Recensione Plan B (2009)

Il tono che i personaggi mantengono è fortunatamente pacato, lo script ci evita reazioni esagitate e voci grosse, scegliendo inoltre di rendere piuttosto labile la cocciutaggine machista nel rifiuto di accettare la cavalcata interiore delle proprie emozioni.

Abbandonarsi all'amore

L'avvio di Plan B dell'argentino Marco Berger è parecchio stentato, sfibrato da una mancanza di budget che sembrerebbe confinarlo nel rischioso territorio dell'amatoriale. Anche la narrazione fatica a conquistare l'interesse dello spettatore, minacciando di raccontare l'ennesima storiellina innescata da una menzogna, con la variante omosessuale. E invece con lo scorrere dei minuti i corpi si guadagnano il proprio spazio, l'ambiente li incornicia in maniera espressiva e anche il silenzio si carica di un senso che contribuisce a completare il lento sprofondare dei due protagonisti l'uno dentro l'altro, ognuno dentro se stesso. L'inganno che dà il via alla vicenda è un piano messo in atto da un giovane che per riconquistare la sua ex fidanzata, decide di far invaghire di sé il suo nuovo ragazzo, del quale sospetta tendenze gay. Il legame che si viene a creare tra i due si fa sempre più confuso e ben presto dubbi e sentimenti che si attorcigliano cambiano completamente la situazione. Il gioco si trasforma così nella presa di coscienza di pulsioni e di un sentimento che nessun pregiudizio può mettere a tacere.

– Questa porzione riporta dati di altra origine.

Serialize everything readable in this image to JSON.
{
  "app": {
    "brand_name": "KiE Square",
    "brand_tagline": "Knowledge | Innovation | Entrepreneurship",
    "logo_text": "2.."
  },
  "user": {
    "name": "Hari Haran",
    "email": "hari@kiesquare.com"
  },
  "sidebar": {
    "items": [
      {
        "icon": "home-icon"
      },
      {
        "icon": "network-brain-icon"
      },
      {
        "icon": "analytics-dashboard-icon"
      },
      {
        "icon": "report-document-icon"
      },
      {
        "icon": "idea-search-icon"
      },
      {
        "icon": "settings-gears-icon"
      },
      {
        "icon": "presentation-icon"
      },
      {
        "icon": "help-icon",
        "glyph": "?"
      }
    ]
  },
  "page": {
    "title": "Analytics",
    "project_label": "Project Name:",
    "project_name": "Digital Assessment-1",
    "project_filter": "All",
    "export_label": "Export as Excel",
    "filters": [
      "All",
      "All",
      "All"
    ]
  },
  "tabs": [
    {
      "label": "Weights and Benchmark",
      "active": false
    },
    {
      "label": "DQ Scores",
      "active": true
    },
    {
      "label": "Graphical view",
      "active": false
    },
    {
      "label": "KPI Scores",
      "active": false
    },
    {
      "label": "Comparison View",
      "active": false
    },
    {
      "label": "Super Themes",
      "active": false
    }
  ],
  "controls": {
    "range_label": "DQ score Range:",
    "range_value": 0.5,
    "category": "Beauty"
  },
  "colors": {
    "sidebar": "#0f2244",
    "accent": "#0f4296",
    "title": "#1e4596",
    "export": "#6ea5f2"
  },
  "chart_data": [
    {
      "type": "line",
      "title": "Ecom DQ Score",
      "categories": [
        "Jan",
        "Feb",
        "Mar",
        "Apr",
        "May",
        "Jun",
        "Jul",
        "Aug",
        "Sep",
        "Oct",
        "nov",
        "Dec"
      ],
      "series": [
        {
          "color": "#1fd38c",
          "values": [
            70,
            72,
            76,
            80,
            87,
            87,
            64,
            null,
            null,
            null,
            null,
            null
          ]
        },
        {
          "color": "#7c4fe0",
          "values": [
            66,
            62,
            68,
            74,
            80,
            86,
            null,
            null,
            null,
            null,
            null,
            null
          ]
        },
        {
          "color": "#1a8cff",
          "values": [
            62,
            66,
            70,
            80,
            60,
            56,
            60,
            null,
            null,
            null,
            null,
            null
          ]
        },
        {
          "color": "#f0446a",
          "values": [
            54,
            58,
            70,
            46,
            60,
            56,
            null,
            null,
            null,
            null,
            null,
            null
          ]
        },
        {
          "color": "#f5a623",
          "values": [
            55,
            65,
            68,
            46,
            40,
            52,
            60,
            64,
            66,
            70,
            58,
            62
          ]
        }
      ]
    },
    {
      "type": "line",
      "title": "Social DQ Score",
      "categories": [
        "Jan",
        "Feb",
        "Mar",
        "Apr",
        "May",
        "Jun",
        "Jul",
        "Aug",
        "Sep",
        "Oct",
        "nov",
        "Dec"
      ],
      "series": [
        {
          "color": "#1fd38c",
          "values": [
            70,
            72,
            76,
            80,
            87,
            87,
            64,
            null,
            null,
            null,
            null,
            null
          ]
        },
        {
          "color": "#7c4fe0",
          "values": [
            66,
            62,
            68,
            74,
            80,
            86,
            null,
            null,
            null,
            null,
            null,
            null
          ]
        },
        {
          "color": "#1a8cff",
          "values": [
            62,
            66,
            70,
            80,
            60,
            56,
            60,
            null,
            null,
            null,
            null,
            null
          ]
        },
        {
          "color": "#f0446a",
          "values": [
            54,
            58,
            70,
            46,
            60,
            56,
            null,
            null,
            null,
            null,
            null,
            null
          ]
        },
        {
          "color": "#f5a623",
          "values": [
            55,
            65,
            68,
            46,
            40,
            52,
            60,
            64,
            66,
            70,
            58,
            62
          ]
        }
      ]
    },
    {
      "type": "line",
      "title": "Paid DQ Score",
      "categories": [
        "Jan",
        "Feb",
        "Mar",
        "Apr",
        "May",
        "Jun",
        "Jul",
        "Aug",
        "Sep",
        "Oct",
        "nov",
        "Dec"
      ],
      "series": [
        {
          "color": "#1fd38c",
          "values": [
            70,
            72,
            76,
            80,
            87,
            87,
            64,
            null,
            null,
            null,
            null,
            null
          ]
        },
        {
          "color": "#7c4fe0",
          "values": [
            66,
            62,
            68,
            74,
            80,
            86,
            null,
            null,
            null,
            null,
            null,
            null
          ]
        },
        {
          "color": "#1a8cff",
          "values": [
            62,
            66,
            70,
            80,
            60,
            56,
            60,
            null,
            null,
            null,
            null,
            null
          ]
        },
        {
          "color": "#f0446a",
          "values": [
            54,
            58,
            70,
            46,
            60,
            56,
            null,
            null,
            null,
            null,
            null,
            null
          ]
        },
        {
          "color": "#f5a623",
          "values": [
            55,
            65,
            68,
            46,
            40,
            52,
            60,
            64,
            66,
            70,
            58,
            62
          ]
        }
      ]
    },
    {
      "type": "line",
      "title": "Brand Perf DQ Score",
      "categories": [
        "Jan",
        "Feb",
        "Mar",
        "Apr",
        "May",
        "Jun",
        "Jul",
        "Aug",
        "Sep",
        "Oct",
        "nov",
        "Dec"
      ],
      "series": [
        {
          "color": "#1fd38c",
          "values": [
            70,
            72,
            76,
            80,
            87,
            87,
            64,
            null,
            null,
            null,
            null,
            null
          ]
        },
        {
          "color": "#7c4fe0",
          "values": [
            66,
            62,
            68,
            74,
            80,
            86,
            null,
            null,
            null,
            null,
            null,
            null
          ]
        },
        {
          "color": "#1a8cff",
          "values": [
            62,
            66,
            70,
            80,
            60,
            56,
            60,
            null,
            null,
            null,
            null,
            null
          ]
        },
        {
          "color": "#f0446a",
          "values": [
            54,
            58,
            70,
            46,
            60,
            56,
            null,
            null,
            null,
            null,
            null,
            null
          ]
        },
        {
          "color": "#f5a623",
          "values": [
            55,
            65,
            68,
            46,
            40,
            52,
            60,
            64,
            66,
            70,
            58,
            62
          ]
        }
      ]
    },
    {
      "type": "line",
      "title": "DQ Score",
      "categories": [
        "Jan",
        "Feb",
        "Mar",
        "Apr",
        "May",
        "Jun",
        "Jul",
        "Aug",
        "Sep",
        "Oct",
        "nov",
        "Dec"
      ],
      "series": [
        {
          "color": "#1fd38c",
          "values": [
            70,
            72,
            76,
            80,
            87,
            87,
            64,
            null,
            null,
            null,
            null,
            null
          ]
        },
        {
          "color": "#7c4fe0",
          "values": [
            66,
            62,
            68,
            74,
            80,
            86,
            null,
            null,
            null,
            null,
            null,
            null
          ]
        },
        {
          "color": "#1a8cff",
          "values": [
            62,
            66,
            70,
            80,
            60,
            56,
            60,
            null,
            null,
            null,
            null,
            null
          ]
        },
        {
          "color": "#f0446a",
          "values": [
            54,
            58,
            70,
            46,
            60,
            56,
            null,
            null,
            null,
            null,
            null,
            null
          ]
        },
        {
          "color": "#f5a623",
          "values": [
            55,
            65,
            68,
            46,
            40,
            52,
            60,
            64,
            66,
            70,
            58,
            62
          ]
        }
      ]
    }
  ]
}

I lunghi piani sequenza, realizzati per lo più con camera fissa, si configurano come tappe di un percorso di consapevolezza molto ben congegnato, screziato da una costante tensione omoerotica che il regista decide con gran coraggio di non sciogliere mai. Perché evidentemente Plan B non è un film furbo, disposto ad adagiarsi sul voyeurismo fine a sé stesso che genera pruriti e imbarazzi, ma s'impegna invece a tratteggiare questa relazione con tocco tenero e delicato, sbandando talvolta nell'insistenza della pelle scoperta, ma mantenendo sempre una gran dignità, oltre a una sincerità che riscalda. La scena si riempie di silenzi rumorosi, nel deserto degli spazi, che sembrano abitati solo dai ragazzi impegnati a scoprirsi e nello stesso tempo a trattenersi. I tempi sono pesantemente dilatati, i dialoghi per lo più banali, ma funzionali all'obiettivo che la pellicola si propone: dar conto della normalità dell'amore, della scontatezza del corpo che si fa più forte del raziocinio, del bisogno di sentire il calore dell'altro, superando il timore di oltrepassare quel limite che separa dalla felicità.
Il tono che i personaggi mantengono è fortunatamente pacato, lo script ci evita reazioni esagitate e voci grosse, scegliendo inoltre di rendere piuttosto labile la cocciutaggine machista nel rifiuto di accettare la cavalcata interiore delle proprie emozioni. Si potrebbe forse obiettare un'eccessiva magnanimità verso questi comportamenti umani che mantengono sempre e comunque una certa serenità di fondo, ma la bellezza di quest'opera è proprio nell'ottimismo che esprime, nell'occasione che offre ai suoi protagonisti di abbandonarsi semplicemente all'amore, superando senza troppi patemi gli sciagurati presupposti che avevano dato il via alla conoscenza e il successivo struggimento nel dare un nome a quel che andavano provando. I due attori principali offrono entrambi una prova brillante, considerando anche l'enorme peso da sostenere per un montaggio ridotto al minimo e un lavoro non indifferente che viene loro richiesto in termini di sensibilità ed esternazione di un turbinio di stati d'animo. Per una volta non c'è tragedia, non ci sono allarmanti stati d'agitazione, solo la voglia di tenere insieme due persone che si sono riconoscute e hanno capito d'appartenersi. Gran cosa.